Oxford’s general liability carrier (Global Aerospace) disclaimed coverage for the resulting lawsuit, including any duty to defend, based upon the business risk exclusions. 

But the First Circuit ruled in favor of the policyholder.  As for the “your work” exclusion, the Court wrote:  “[T]he your-work exclusion by its terms does not apply to ‘property damage occurring away from premises you own or rent and arising out of your product or your work,’ and Airlarr explicitly alleged that the crack [in the window] occurred in-flight.”

As for the “your product” exclusion, the Court wrote:  “Neither the complaint nor the incorporated estimate sheet say that the side window was a product installed by Oxford; and Global has not suggested otherwise, beyond a half-hearted argument that ‘your product’ should be read broadly in the context of the whole agreement.”

The Court similarly dispatched the carrier’s arguments based upon the “products completed” exclusion and the “impaired property” exclusion.

Here’s what the First Circuit had to say about so-called “faulty workmanship” claims generally:  “For obvious reasons (e.g., to cover consequential damages claimed by third parties), the CGL policy does not have an exclusion broadly written to exclude all claims arising from faulty workmanship.  Rather, [the carrier] has crafted complex exclusions occupying several pages of text; and they have created an opportunity in some cases for a complaint to circumvent all of them.  Here, at least one scenario relating to the cracked window, occurring in flight and away from Oxford’s facilities, does fall within coverage and could plausibly avoid all cited exclusions.”   (Emphasis added.)

Therefore, opined the Court, although coverage was a “close call,” the duty to defend existed.

For those of you who might want more reference material on the business risk exclusions, the Fall 2011 edition of the ABA Tort Trial & Insurance Practice Law Journal (Volume 47, Issue 1) contains a great article entitled “Recent Developments in Insurance Coverage Litigation,” which contains a section captioned “Coverage Related to Faulty Workmanship Claims.”  The authors review a number of different recent decisions, and cite a South Carolina case, Crossman Communities of N.C., Inc. v. Harleysville Mut. Ins. Co., Op. No. 26909 (S.C. Jan. 7, 2011), withdrawn on rehearing and superseded by 717 S.E.2d 589 (S.C. 2011), in which the Court concluded that this area of the law is an “intellectual mess.” 

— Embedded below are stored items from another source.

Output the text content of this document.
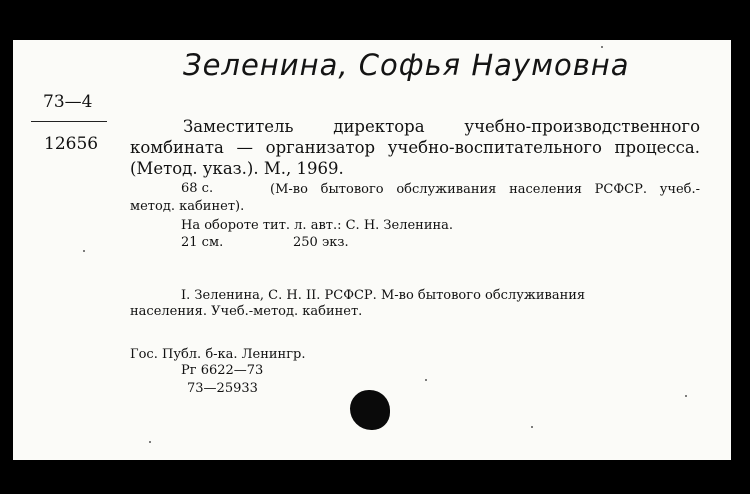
Зеленина, Софья Наумовна
73—4
12656
Заместитель директора учебно-производственного комбината — организатор учебно-воспитательного процесса. (Метод. указ.). М., 1969.
68 с.	(М-во бытового обслуживания населения РСФСР. учеб.-метод. кабинет).
На обороте тит. л. авт.: С. Н. Зеленина.
21 см.	250 экз.
I. Зеленина, С. Н. II. РСФСР. М-во бытового обслуживания
населения. Учеб.-метод. кабинет.
Гос. Публ. б-ка. Ленингр.
Рг 6622—73
73—25933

Hmmm.  If it’s really such an “intellectual mess,” and if the policyholder gets the benefit of the doubt on questions of policy construction…shouldn’t coverage be deemed to exist in any case not involving repair to the faulty workmanship itself?

(The Journal is available through TIPS here, although for some reason they don’t have a listing for Volume 47, Issue 1 on the ABA website yet.)